Launch off until Monday because of valve, bolt problems

CAPE CANAVERAL, Fla. - Space shuttle Discovery's flight to the international space station has been postponed until next week because of a sluggish valve and suspect bolts.

NASA called off Thursday night's launch because of last-minute concerns over bolts on the external fuel tank. A valve problem found later in the shuttle's main propulsion system delayed liftoff until at least Monday.

One of two valves that control the flow of fuel did not open fast enough during routine operations. The valves help the shuttle avoid jerky, pogo-stick-like motions during liftoff.

If the countdown had proceeded, computers would have sensed the sluggish valve and would have halted everything in the final nine seconds, shuttle manager James Halsell said.

Workers plan to enter Discovery's engine compartment Friday to replace the valve, a job that's been done just four times before in the history of the space shuttle program.

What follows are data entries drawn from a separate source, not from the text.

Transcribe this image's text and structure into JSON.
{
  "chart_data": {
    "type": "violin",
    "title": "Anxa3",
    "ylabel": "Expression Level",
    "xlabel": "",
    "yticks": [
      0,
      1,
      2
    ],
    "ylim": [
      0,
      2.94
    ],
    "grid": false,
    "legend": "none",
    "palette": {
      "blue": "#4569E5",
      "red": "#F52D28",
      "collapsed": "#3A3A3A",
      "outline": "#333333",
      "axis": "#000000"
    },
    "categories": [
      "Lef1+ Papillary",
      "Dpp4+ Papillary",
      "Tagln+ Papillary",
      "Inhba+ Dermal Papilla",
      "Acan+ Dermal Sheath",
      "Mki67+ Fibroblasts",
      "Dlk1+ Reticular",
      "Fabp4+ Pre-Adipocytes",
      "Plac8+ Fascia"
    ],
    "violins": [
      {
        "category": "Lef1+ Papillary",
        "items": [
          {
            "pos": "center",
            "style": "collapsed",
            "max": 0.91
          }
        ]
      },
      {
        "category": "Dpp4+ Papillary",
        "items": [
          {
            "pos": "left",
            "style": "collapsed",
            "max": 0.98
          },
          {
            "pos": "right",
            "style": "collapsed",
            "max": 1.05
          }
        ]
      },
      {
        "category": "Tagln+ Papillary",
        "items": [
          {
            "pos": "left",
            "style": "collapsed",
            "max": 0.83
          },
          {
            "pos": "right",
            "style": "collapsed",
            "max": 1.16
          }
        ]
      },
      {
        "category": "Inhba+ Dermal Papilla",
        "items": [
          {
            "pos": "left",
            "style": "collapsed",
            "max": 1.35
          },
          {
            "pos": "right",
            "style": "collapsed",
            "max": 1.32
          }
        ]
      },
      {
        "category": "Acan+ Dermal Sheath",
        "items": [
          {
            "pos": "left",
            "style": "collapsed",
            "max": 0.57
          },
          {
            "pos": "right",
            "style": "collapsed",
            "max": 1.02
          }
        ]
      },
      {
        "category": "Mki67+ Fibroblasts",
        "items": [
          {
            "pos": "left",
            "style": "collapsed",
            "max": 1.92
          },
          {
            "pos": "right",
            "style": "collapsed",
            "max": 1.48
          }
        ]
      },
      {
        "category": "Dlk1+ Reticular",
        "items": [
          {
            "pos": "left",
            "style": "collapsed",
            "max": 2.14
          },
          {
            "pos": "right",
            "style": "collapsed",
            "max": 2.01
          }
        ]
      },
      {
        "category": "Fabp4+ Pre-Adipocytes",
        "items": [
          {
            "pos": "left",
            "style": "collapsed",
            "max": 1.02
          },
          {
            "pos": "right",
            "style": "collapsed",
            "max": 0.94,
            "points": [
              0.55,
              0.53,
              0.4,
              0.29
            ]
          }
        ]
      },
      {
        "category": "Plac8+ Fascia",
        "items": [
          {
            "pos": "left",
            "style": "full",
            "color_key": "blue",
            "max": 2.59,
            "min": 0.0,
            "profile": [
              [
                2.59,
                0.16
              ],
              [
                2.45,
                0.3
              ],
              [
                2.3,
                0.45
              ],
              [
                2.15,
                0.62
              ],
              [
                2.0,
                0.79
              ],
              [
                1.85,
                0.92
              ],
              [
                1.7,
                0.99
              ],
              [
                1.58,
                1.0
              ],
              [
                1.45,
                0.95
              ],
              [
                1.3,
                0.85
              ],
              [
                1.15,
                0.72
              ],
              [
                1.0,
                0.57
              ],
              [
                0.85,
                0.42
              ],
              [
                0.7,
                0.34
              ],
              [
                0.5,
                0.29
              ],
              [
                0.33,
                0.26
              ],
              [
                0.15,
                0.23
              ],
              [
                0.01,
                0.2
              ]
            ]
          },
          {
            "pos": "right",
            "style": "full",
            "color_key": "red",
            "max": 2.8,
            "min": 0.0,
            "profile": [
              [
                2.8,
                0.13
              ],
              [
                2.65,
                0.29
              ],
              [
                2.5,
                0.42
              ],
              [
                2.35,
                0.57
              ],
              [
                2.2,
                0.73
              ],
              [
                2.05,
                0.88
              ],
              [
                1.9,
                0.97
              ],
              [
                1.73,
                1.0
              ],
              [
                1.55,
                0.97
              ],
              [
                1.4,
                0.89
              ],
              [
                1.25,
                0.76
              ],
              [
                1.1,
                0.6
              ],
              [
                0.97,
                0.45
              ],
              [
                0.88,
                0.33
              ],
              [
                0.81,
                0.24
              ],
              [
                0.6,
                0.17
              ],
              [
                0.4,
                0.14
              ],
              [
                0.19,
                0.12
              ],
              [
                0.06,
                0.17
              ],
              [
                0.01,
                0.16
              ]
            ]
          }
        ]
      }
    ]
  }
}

The valve is located in a hard-to-reach area at the bottom of the compartment, and therefore requires three days of work.

This 100th space shuttle flight is a crucial space station construction mission. NASA, however, is in no rush.

''We think it's prudent to stand down,'' Halsell said. ''In other words, we do not want to get 'go fever.'''

Before launching Discovery, NASA also wants to understand what caused a bolt malfunction on the last space shuttle flight. The problem occurred during Atlantis' liftoff on Sept. 8, but was discovered only Wednesday.

While analyzing film returned to Earth aboard Atlantis two weeks ago, engineers noticed that one of the three bolts between Atlantis and the external fuel tank did not retract properly eight minutes into the flight. Photographs showed 2 inches of the 14-inch bolt sticking out on the tank.

NASA wants to determine, among other things, whether the bolt malfunction poses a danger. At worst, a protruding bolt could cause the separated tank to tumble and slam into the shuttle.

''I think the word you use would be 'catastrophic,''' said Halsell, himself a shuttle pilot. ''I would not want to expose astronauts to that risk.''

Halsell said NASA remains committed to launching space shuttles seven or eight times a year. Next time, though, the space agency may try to analyze the film more quickly, he noted.

The troublesome bolt from Atlantis is at the bottom of the Atlantic, along with what is left of the rest of the external fuel tank. The 153-foot, rust-colored tank is jettisoned once the shuttle reaches orbit.

There is evidence of bolt problems on previous flights, including Endeavour's launch in February, said launch manager Bill Gerstenmaier. But the bolts have never protruded like this, he said.

NASA would not speculate on how long it would take to replace or fix the bolts on Discovery's fuel tank, if that became necessary.

''We hold out all hope that through analysis ... we can make ourselves feel comfortable that we're safe to go fly,'' Halsell said. ''I also want to say our minds are wide open'' to the possibility of a lengthy delay, he added.

Discovery holds two new segments for the international space station, a girderlike truss and a docking port for future shuttle visits. NASA wants these parts installed before the first permanent crew lifts off at the end of the month.

NASA usually has more time between flights to review all the data from the previous mission, but has quickened its launch pace to build the international space station.

The minimum number of days allowed between shuttle launches is 21. This gap would have been 27 days if Discovery had soared Thursday.